Using Twitter to monitor and measure public health and wellbeing

Using Twitter to monitor and measure public health and wellbeing

Social media listening is finding applications in healthcare. It’s a powerful example of modern marketing and public relations.

Social media listening has become a booming business in the past five years. It provides insights for campaigns and an early warning alarm for issues and crises.

A growing third-party tool market exists to monitor conversations in the public area of the web and networks such as Twitter.

A recent Forrester report named Sprinklr, NetBase, and Synthesio as Leaders; Crimson Hexagon, Digimind, Talkwalker, Sysomos, and Brandwatch as Strong Performers; and Linkfluence and Zignal Labs as Contenders.

Tools are limited to the publicly available data on the internet and relationships that the vendor has brokered with technology platforms. There’s an over reliance on Twitter for insight in marketing and public relations because it is easily accessible and in its native form is free.

That said Twitter is a good place to seek out real-time information on an organisation, brand, market or issue but data should be filtered against your audience profile, and cross referenced against other data sets.

You can query Twitter using free native search tools.
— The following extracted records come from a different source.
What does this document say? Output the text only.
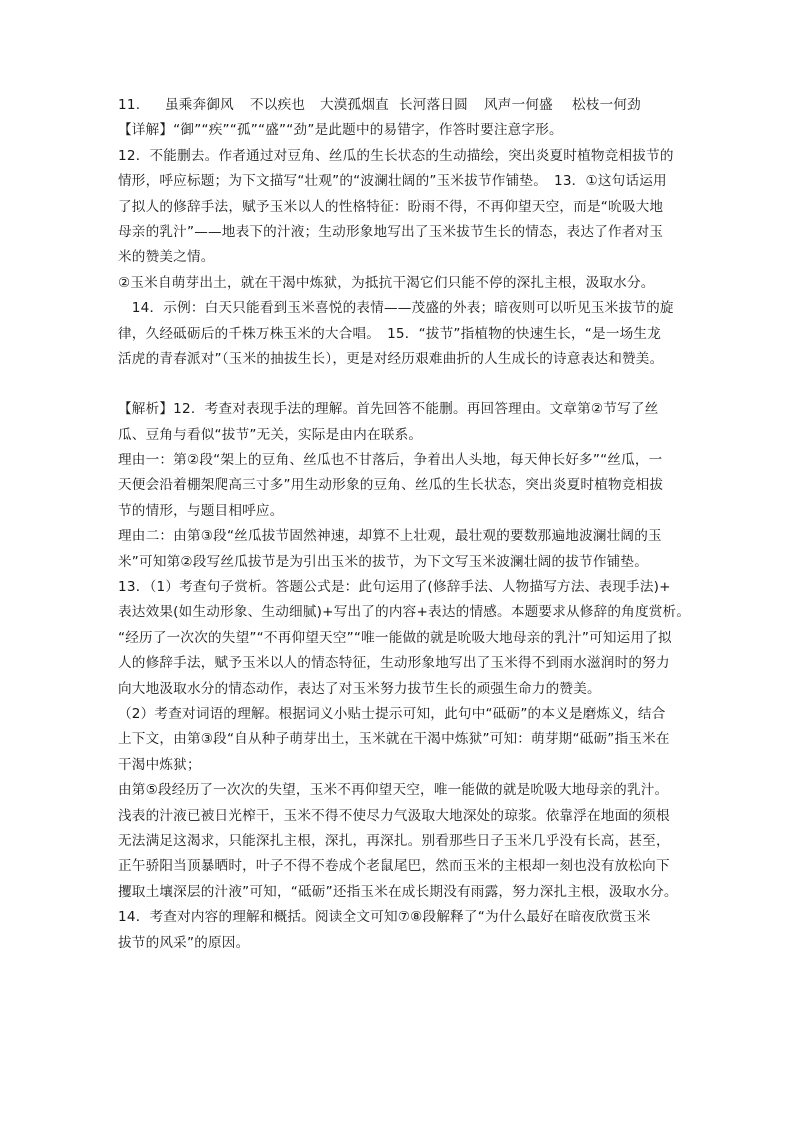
11. 虽乘奔御风 不以疾也 大漠孤烟直 长河落日圆 风声一何盛 松枝一何劲
【详解】“御”“疾”“孤”“盛”“劲”是此题中的易错字，作答时要注意字形。
12．不能删去。作者通过对豆角、丝瓜的生长状态的生动描绘，突出炎夏时植物竞相拔节的
情形，呼应标题；为下文描写“壮观”的“波澜壮阔的”玉米拔节作铺垫。　13．①这句话运用
了拟人的修辞手法，赋予玉米以人的性格特征：盼雨不得，不再仰望天空，而是“吮吸大地
母亲的乳汁”——地表下的汁液；生动形象地写出了玉米拔节生长的情态，表达了作者对玉
米的赞美之情。
②玉米自萌芽出土，就在干渴中炼狱，为抵抗干渴它们只能不停的深扎主根，汲取水分。
　14．示例：白天只能看到玉米喜悦的表情——茂盛的外表；暗夜则可以听见玉米拔节的旋
律，久经砥砺后的千株万株玉米的大合唱。　15．“拔节”指植物的快速生长，“是一场生龙
活虎的青春派对”（玉米的抽拔生长），更是对经历艰难曲折的人生成长的诗意表达和赞美。
【解析】12．考查对表现手法的理解。首先回答不能删。再回答理由。文章第②节写了丝
瓜、豆角与看似“拔节”无关，实际是由内在联系。
理由一：第②段“架上的豆角、丝瓜也不甘落后，争着出人头地，每天伸长好多”“丝瓜，一
天便会沿着棚架爬高三寸多”用生动形象的豆角、丝瓜的生长状态，突出炎夏时植物竞相拔
节的情形，与题目相呼应。
理由二：由第③段“丝瓜拔节固然神速，却算不上壮观，最壮观的要数那遍地波澜壮阔的玉
米”可知第②段写丝瓜拔节是为引出玉米的拔节，为下文写玉米波澜壮阔的拔节作铺垫。
13．（1）考查句子赏析。答题公式是：此句运用了(修辞手法、人物描写方法、表现手法)+
表达效果(如生动形象、生动细腻)+写出了的内容+表达的情感。本题要求从修辞的角度赏析。
“经历了一次次的失望”“不再仰望天空”“唯一能做的就是吮吸大地母亲的乳汁”可知运用了拟
人的修辞手法，赋予玉米以人的情态特征，生动形象地写出了玉米得不到雨水滋润时的努力
向大地汲取水分的情态动作，表达了对玉米努力拔节生长的顽强生命力的赞美。
（2）考查对词语的理解。根据词义小贴士提示可知，此句中“砥砺”的本义是磨炼义，结合
上下文，由第③段“自从种子萌芽出土，玉米就在干渴中炼狱”可知：萌芽期“砥砺”指玉米在
干渴中炼狱；
由第⑤段经历了一次次的失望，玉米不再仰望天空，唯一能做的就是吮吸大地母亲的乳汁。
浅表的汁液已被日光榨干，玉米不得不使尽力气汲取大地深处的琼浆。依靠浮在地面的须根
无法满足这渴求，只能深扎主根，深扎，再深扎。别看那些日子玉米几乎没有长高，甚至，
正午骄阳当顶暴晒时，叶子不得不卷成个老鼠尾巴，然而玉米的主根却一刻也没有放松向下
攫取土壤深层的汁液”可知，“砥砺”还指玉米在成长期没有雨露，努力深扎主根，汲取水分。
14．考查对内容的理解和概括。阅读全文可知⑦⑧段解释了“为什么最好在暗夜欣赏玉米
拔节的风采”的原因。
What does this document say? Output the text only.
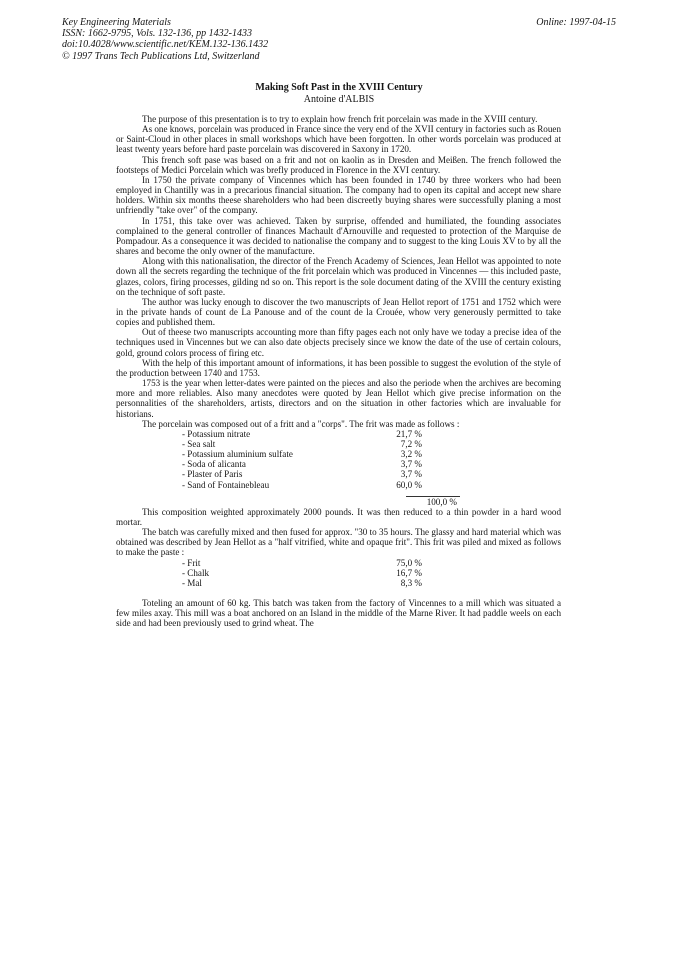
Key Engineering Materials
ISSN: 1662-9795, Vols. 132-136, pp 1432-1433
doi:10.4028/www.scientific.net/KEM.132-136.1432
© 1997 Trans Tech Publications Ltd, Switzerland
Online: 1997-04-15
Making Soft Past in the XVIII Century
Antoine d'ALBIS

The purpose of this presentation is to try to explain how french frit porcelain was made in the XVIII century.

As one knows, porcelain was produced in France since the very end of the XVII century in factories such as Rouen or Saint-Cloud in other places in small workshops which have been forgotten. In other words porcelain was produced at least twenty years before hard paste porcelain was discovered in Saxony in 1720.

This french soft pase was based on a frit and not on kaolin as in Dresden and Meißen. The french followed the footsteps of Medici Porcelain which was brefly produced in Florence in the XVI century.

In 1750 the private company of Vincennes which has been founded in 1740 by three workers who had been employed in Chantilly was in a precarious financial situation. The company had to open its capital and accept new share holders. Within six months theese shareholders who had been discreetly buying shares were successfully planing a most unfriendly "take over" of the company.

In 1751, this take over was achieved. Taken by surprise, offended and humiliated, the founding associates complained to the general controller of finances Machault d'Arnouville and requested to protection of the Marquise de Pompadour. As a consequence it was decided to nationalise the company and to suggest to the king Louis XV to by all the shares and become the only owner of the manufacture.

Along with this nationalisation, the director of the French Academy of Sciences, Jean Hellot was appointed to note down all the secrets regarding the technique of the frit porcelain which was produced in Vincennes — this included paste, glazes, colors, firing processes, gilding nd so on. This report is the sole document dating of the XVIII the century existing on the technique of soft paste.

The author was lucky enough to discover the two manuscripts of Jean Hellot report of 1751 and 1752 which were in the private hands of count de La Panouse and of the count de la Crouée, whow very generously permitted to take copies and published them.

Out of theese two manuscripts accounting more than fifty pages each not only have we today a precise idea of the techniques used in Vincennes but we can also date objects precisely since we know the date of the use of certain colours, gold, ground colors process of firing etc.

With the help of this important amount of informations, it has been possible to suggest the evolution of the style of the production between 1740 and 1753.

1753 is the year when letter-dates were painted on the pieces and also the periode when the archives are becoming more and more reliables. Also many anecdotes were quoted by Jean Hellot which give precise information on the personnalities of the shareholders, artists, directors and on the situation in other factories which are invaluable for historians.

The porcelain was composed out of a fritt and a "corps". The frit was made as follows :

- Potassium nitrate	21,7 %
- Sea salt	7,2 %
- Potassium aluminium sulfate	3,2 %
- Soda of alicanta	3,7 %
- Plaster of Paris	3,7 %
- Sand of Fontainebleau	60,0 %
100,0 %

This composition weighted approximately 2000 pounds. It was then reduced to a thin powder in a hard wood mortar.

The batch was carefully mixed and then fused for approx. "30 to 35 hours. The glassy and hard material which was obtained was described by Jean Hellot as a "half vitrified, white and opaque frit". This frit was piled and mixed as follows to make the paste :

- Frit	75,0 %
- Chalk	16,7 %
- Mal	8,3 %

Toteling an amount of 60 kg. This batch was taken from the factory of Vincennes to a mill which was situated a few miles axay. This mill was a boat anchored on an Island in the middle of the Marne River. It had paddle weels on each side and had been previously used to grind wheat. The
An advanced version allows variables such as Boolean keyword queries, accounts and location based on geotags and date ranges to be queried. The third-party tool market goes a stage further and enables more sophisticated analysis and data manipulation.

A new research paper published by MDPI called Using Twitter for Public Health Surveillance Monitoring and Prediction to Public Response (opens as a PDF) reviewed 28 separate studies of Twitter monitoring in healthcare.

The use of social media in healthcare has been fraught with regulatory issues however it is starting to find applications such as monitoring disease, public reaction to health issues, and disease outbreak monitoring.

The paper, written by an international multi-disciplinary group, examined a variety of techniques. It also explored the use of machine learning to analyse content using keywords, linguistic analysis and pattern matching. 

Disease monitoring sought out ailment related tweets such as influenza and correlated these with the outbreak of locations using geotagged data, or analysis of time zone based on the account’s usage.

A study by researchers at John Hopkins University in Baltimore in 2011 (opens as a PDF) found results consistent with other data such as Google Flu Trends, a service that predicts influenza based on search data.

Another study by John Hopkins University in 2014 (opens as a PDF) used natural language processing to identity and analyse four mental health conditions including post-traumatic stress disorder (PTSD), depression, bipolar disorder, and seasonal affective disorder (SAD). It demonstrated that natural language processing can be used to gain insight into specific disorders as well as undiagnosed conditions.

The reaction to public health issues such as e-cigarettes and the side effects of drugs has been analysed in a variety of ways. These include manual keyword analysis and coding, and sentiment analysis.

There’s strong analysis to suggest that Twitter data can be used to predict the outbreak and spread of disease.

A study of floods in Australia from March 2010 to February 2011 identified how public health information is shared in a crisis. An analysis of Ebola related tweets in 2014 shows that its spread could have been predicted. 

There can be little doubt of the power of Twitter as a low cost means to monitor public health however it’s an imperfect science in which methodologies continue to be developed.

If you’re interested in exploring this area further, I recommend Social Monitoring for Public Health by Michael J. Paul and Mark Dredze. They’re the research team behind the University in Baltimore influenza study.